Word order

De woordvolgorde in Engelse zinnen is meestal als volgt:

Wie
onderw.
Doet
gezegde/ww
Wat/Wie
lijdend/meew.vw.
Waar
plaatsbepaling
Wanneer
tijdsbepaling
Billy went to his friend next door five minutes ago
I drink a glass of soda at school every day

 

Bepalingen (van tijd en plaats) staan meestal achteraan maar kunnen ook vooraan staan (dit doe je dan om daar de nadruk op te leggen).
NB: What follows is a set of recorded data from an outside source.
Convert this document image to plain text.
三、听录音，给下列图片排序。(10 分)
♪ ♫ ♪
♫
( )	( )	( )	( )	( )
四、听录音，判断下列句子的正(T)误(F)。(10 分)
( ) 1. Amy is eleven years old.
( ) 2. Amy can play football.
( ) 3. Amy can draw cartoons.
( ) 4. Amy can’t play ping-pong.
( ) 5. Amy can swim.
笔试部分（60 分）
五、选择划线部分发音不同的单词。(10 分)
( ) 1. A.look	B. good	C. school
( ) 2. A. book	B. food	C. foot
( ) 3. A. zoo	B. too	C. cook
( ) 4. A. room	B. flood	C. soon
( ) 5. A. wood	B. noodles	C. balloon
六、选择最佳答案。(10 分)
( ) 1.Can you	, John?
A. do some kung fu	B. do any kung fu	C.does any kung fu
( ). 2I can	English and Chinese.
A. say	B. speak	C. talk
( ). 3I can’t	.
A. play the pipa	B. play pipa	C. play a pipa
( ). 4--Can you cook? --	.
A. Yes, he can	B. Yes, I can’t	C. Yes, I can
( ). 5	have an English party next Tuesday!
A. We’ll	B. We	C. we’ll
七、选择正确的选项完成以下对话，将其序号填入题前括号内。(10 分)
Five minutes ago Billy went to his friend.


De vaste regel is:
Plaats staat altijd voor tijd!

Vragen
Bij vragen begin je niet met het onderwerp maar met een vragend voornaamwoord en/of een (hulp)werkwoord. Daarna pas het onderwerp:

Are you a fool?
Can he speak Spanish?

Bijwoorden (van tijd)
Bijwoorden (bijvoorbeeld; usually, often, completely, quite, etc.) staan meestal ergens midden in de zin:

  • Één werkwoord in de zin = bijwoord voor het werkwoord
  • Enige werkwoord in de zin vorm van to be = na de vorm van to be.
  • Groepje van twee of meer ww = ertussenin.
    Het bijwoord voor het hoofdwerkwoord (en dus na het hulpwerkwoord/de hulpwerkwoorden).